Post date: 
Tuesday, 26 September 2017
Photo of Sue with her guide dog

Community member Sue Mooney talks about her ongoing battle with depression as a result of losing her sight.

Hi, my name is Sue. I'm in my 50s (let’s not get more specific than that) and feeling isolated is something I have felt as far back as I remember. I was born with congenital cataracts and nystagmus, and was registered blind at the age of five.

Looking back at my childhood

I didn’t go to school until I was six and a half, as the local authority in Liverpool wanted me to be home schooled, but my mum refused as she said I needed to be with other children. I went to a “special school” for children who were visually impaired until I was 11. I went by bus with other children who went to various special schools.
After that I went to boarding school in Coventry, as apparently I would get a better education. I had read Enid Blyton's series of novels, Malory Towers, and thought it was going to be fun – how wrong I was! I lived in a house with all girls, aged between four and 16, and shared a room with either four or six others. We had set meal times with no choice of what to eat or when, and my free time was spent mostly in my bedroom or the common room. The bathroom had two showers and a bath and we were supervised by a member of staff until we were 14, so we had no privacy.
I had to wear a uniform to school and different one in the evenings and weekends until I was 14. At 15 we were allowed to wear our own clothes outside of school.

I would go out on Saturdays with friends and the local children would make fun of us by saying things like "the looneys have been let out" and they would sometimes hit us.

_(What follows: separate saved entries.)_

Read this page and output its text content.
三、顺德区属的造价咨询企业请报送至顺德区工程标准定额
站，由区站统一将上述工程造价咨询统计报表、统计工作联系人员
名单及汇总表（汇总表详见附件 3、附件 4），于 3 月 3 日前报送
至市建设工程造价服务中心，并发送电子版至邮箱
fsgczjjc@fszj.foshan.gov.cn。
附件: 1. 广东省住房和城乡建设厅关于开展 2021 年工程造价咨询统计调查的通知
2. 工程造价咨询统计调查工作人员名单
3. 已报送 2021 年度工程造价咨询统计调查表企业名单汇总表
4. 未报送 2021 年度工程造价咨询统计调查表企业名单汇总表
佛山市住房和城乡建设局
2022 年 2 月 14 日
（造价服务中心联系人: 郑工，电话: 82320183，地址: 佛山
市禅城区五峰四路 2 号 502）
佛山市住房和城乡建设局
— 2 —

I wanted to be more like my brother and sister, doing regular things that teenagers did. When I went home for the holidays, my circle of friends was limited because I didn’t go to school locally.
The feeling of being excluded and never really fitting in took its toll on me, so I ate for comfort. Then one day I'd had enough of people calling me fat, so I started to diet. I exercised, hardly ate and took laxatives excessively. I ended up with anorexia. My school was concerned and contacted my parents. I left as soon as I had done my GCSEs. Ironically, it was the first time I felt in control of my life.

Disability is not inability

I think my childhood has had a knock-on effect throughout the rest of my life. I am always striving to be seen as “normal” and want to be accepted by others.

While I managed to get a job at British Gas and stayed there for 13 years, I always felt I had to work harder than everyone else to be seen as worthy of that job.

I got married and had a daughter, but unfortunately things didn’t work out. We got divorced when she was three.
When I was 30, I developed secondary glaucoma and had to leave my job. My doctor contacted the relevant people concerned and I was sent a cane in the post. I was horrified and didn't want to accept it. I did the cane training, but once I finished it got put away in a drawer. The situation took a toll on my mental health and I ended up on anti-depressants. The only accessible activity available in my area was going to a centre with other people who had severe sight problems and the majority were old. Just because I couldn't see, it didn't mean I had the same interests as other people who couldn't see.
Then met my second husband and had another daughter. I thought maybe my life was changing for the better. I decided to get back into education and enrolled at the local college. I did a Disability Studies and Social Sciences degree, but it was a struggle as I was the only person they had with a sight problem. After the first year I had to drop the Social Sciences part because the lecturers weren’t able to accommodate me and instead I took up Women's Studies. I had a scribe and so many people would speak to her instead of me. This made me realise, while in theory things were meant to have changed, not a lot has. I’ve had several voluntary roles throughout my life, but since university I haven’t had any paid work.

It's still society’s ignorance that makes us disabled.

My eye sight then deteriorated to the point where I couldn't leave the house on my own for four years and the feeling of isolation and loneliness was unbearable at times. I don't think many people realised how bad things became, except for a few. I had a transplant two years ago due to cornea decompensation, and it didn’t work. What hit me more than anything was how people avoided me because they didn't know what to say. Also, they assumed because I never had useful vision before, that the failed operation wouldn't upset me, but I still felt loss like anyone else.

The hardest decision I’ve ever had to make

Despite how hard I had fought to not use a cane or get a guide dog, I decided I would have to. So last December I qualified for Ollie, my first guide dog. I believe if I hadn't been made to feel so different from an early age I would have made the choice years ago. I still struggle to this day with depression and probably always will. All I've ever wanted is to be accepted as Sue and not defined by my blindness.